Founding Father's largely unchanged home is for sale
Click on a photo to go to a slideshow with more details.
Click on a photo to go to a slideshow with more details.
The commode and tub. This was the only bathroom for about two centuries.
The commode and tub. This was the only bathroom for about two centuries.

Here's your chance to live like one of America's Founding Fathers.

The 1774 New Hampshire home of Josiah Bartlett -- the second signatory of the Declaration of Independence, after John Hancock -- is on the market for the first time in history. It's been in his family the whole time, through seven generations.

Sheltering the Kingston house is a linden tree that Bartlett brought back as a sapling from Philadelphia in 1776, after New Hampshire and the 12 other colonies united to declare their independence from Britain. Upstairs you'll find his luxurious-for-the-time in-house bathroom: a tin tub with a hand pump and the "one-holer" commode. That was the only bathroom the house had up until 1951, when the family installed electricity and running water.

The house does have some updates. The kitchen, for instance, was renovated in the mid-19th century.

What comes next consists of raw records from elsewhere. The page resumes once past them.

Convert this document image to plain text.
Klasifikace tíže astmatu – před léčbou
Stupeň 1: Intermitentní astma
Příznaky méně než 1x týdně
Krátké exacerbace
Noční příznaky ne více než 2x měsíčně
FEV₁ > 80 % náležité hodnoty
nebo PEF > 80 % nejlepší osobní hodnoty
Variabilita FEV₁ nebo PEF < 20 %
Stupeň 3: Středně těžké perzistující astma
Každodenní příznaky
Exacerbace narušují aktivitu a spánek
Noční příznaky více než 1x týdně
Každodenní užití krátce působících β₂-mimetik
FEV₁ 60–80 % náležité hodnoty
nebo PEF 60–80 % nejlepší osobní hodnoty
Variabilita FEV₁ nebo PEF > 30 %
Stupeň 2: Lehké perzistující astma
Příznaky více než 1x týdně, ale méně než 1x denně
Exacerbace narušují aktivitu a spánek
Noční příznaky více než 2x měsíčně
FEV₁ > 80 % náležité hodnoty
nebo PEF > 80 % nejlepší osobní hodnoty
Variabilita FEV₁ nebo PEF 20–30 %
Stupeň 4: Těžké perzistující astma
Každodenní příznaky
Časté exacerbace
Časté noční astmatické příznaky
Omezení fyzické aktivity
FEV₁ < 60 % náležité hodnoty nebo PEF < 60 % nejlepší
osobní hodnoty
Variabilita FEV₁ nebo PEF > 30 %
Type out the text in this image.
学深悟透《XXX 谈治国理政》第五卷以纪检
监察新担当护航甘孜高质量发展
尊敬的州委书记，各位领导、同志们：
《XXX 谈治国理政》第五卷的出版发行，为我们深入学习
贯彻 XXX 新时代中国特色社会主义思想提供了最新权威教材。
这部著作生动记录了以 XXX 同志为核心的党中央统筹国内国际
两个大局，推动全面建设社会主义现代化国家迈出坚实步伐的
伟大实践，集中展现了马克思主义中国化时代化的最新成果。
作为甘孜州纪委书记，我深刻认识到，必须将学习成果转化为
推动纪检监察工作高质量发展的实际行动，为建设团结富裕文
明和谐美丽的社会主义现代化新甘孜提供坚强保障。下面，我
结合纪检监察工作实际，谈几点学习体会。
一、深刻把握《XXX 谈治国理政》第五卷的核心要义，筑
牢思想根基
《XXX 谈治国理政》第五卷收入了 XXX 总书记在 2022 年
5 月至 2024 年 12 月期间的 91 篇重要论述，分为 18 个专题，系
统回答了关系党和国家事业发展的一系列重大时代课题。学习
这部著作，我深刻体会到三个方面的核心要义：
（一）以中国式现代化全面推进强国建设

The owner, Bartlett's great-great-great-great-granddaughter Ruth Albert, grew up in the house but has no descendants. She tried to find relatives who could care for the home, she told the New Hampshire Union Leader: "A lot of my cousins loved this house, but they aren’t able to relocate to New Hampshire right now."

And maintaining it is "a huge responsibility," she acknowledged; she and her husband "worked very, very hard to keep this property up." Now they've had their fill of New Hampshire winters and want to move to Florida. She does plan to keep a smaller house on adjacent land, she told WMUR-TV, the local ABC affiliate.

She and her husband added a bathroom upstairs, according to the Associated Press. That brought the 4,700-square-foot house to 2 bathrooms, along with its 4 bedrooms. They're asking $850,000 with 18 acres of land and 1,200 feet of Greenwood Pond water frontage, or $600,000 with just 8 acres.